According to Malawi Liverpool Welcome Trust, five percent of children born in Blantyre City do not access vaccines and the GAVI 2019 Joint Appraisal update report indicate that Malawi is known to have one of the most successful Expanded Programme on Immunization (EPI), in the African Region with sustained high coverage of routine immunization of about 80%.


However, in the year 2015/2016 the country had 76% fully immunized children as compared to 81% in 2010. This goes against the Sustainable Development Goals core theme which says ‘no one should be left behind’.



By having some children not vaccinated it means those children will be left behind, and will grow unhealthy and having a population that is not healthy it puts a strain on the national budget particularly the health budget since they are supposed to be given extra funds to cover for medication for children that missed the vaccines. This goes against Sustainable Development Goals (SDG) number three which ensures healthy lives and promotes wellbeing for all.


SDG three aspires to reduce child mortality and improves maternal health among others. If a child is unhealthy his or her school attendance as well as their academic performance will be affected.

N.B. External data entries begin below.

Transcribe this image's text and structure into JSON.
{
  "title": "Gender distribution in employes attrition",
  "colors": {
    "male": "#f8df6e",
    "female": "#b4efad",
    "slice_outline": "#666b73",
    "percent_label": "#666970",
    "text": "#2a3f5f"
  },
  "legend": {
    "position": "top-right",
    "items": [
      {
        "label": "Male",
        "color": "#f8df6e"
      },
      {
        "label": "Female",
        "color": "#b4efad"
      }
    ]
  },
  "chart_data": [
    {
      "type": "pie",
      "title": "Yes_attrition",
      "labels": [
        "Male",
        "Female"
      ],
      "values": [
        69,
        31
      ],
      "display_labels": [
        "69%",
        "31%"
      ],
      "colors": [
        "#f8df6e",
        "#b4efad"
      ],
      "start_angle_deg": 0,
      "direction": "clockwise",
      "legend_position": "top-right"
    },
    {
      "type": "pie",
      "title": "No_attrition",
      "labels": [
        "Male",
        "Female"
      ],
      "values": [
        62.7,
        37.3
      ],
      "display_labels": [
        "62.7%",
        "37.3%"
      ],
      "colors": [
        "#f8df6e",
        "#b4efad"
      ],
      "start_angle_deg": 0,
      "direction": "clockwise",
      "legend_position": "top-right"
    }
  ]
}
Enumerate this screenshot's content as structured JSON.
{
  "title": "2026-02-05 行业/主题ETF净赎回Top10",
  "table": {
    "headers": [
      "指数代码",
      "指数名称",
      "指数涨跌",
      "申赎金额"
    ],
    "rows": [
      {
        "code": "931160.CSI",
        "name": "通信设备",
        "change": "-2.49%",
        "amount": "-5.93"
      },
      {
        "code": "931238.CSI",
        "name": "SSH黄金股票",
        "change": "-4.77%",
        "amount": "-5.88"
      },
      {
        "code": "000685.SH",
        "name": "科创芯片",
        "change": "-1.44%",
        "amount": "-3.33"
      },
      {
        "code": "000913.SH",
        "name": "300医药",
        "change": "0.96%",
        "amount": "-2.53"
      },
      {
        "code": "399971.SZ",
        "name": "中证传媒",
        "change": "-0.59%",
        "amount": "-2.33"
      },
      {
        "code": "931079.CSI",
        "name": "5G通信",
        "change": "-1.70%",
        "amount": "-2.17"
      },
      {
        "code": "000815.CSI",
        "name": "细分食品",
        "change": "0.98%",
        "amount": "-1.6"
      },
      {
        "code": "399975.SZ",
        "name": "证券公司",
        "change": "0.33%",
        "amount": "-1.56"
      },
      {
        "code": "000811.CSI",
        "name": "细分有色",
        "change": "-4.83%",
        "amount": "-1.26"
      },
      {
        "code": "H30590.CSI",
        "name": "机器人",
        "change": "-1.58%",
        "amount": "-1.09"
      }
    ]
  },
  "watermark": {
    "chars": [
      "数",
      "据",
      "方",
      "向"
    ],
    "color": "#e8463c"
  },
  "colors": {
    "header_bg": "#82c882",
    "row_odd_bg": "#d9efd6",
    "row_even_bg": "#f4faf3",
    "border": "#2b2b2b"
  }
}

Therefore, SDG number four which aspires to ensure inclusive and equitable quality education and promoting lifelong learning opportunities for all will not be achieved because the child will have to stay away from school for a couple of weeks when she or he is sick, or when an outbreak has occurred.

Additionally, SDG number four will be affected because for example Meningitis can lead to permanent deafness or brain damage, according to Health experts and this would disable a child attend school.


Speaking in an interview, a scholar from the University of Malawi, College of Medicine in Blantyre, Dr Jane Malewa, backed the administration of vaccines to children to prevention diseases, saying the number of  children dying before the age of 5 decreased tremendously after the introduction of vaccines.


“Refusing vaccine for your child puts his life and that of others at risk,” she said.


“Historically vaccines have changed the face of diseases in the world. Before, thousands of children died as compared to now,” Malewa said.


There have been different institutions like the Malawi Liverpool Welcome Trust and UNICEF which have been conducting several activities to ensure that children access vaccines by expanding immunization programs to sustain the national coverage of vaccines of about 80 percent.


Perhaps it is high time government establishes vaccine centers in the local markets and churches where women are mostly found to increase vaccine coverage but also schools should check health books for children to see if they are fully immunized before enrolling them.

In addition, Malawi’s healthy systems require a complementary role of different players including local leaders who are chiefs in promoting health issues. Immunization has the ability to do more than what it has already done.

There is also hope now that the newly elected President Dr. Lazarus Chakwera has shown interest in protecting the lives of children.

In his speech during the State of the Nation Address (sona) on September 4, Chakwera pledged that his administration will strive to meet the target of 350 deaths per 100,000 live births by 2022  and the SDG target of 70 deaths per 100,000 live births by 2030.